Paul is even being more gentle than Isaiah was. Click here and read what the word ‘iddah means in Isaiah 64:6. This is what your “righteous” acts are compared to. How can we think that we can make God pleased with us when are best is ‘iddah or skybalon? If that is what are best is what is our worst? We do not get to God because we are good enough, and we do not stay in God because we are good enough. We have Christ and are in Him because He is good enough. He is more than enough. Jesus came to us when we sinners. He did not wait for you to get cleaned up because if He was going to wait for that He would still be waiting. God came down to us because He is love and love moves.

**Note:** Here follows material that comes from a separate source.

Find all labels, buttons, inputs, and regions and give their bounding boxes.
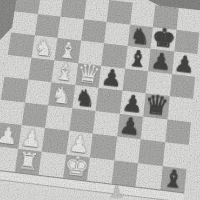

We have to shake off this idea that we can earn God’s love or blessings. He blesses because He wants to, He loves because He wants to, and He called you because He wants to. He does not need you but He chooses you. He says that one the drunk I want them. I want the prostitute, I want the liar, I want the crack head, I want the cheater, I want the adulter, I want the one thinks they are useless, I want the weak one, I want the slow one, I want my children. He does not wait for you to get good enough because you can’t be. He just wants you.

When we walk with Jesus for a while we start to think that we need to earn our keep. That somehow the love that saved us is not enough to sustain us but that is a lie. Yes as a child you have responsibilities, but those responsibilities do not make you a child they are yours because you are a child of God. Jesus says that we should be yoked to Him and that His burden is light. That means we are tied to Him and He will teach us how to do the work and that He will carry the weight. We just have to walk with Him in the same love that He gave to us, to begin with. So walk with Him and find peace.

Jesus promises to never leave you nor abandon you but that promise is conditional one one thing; that you accept Him and place your faith in Him. So put down your filth and all those things that you think make you a “good person” and trust in the One who has the goods.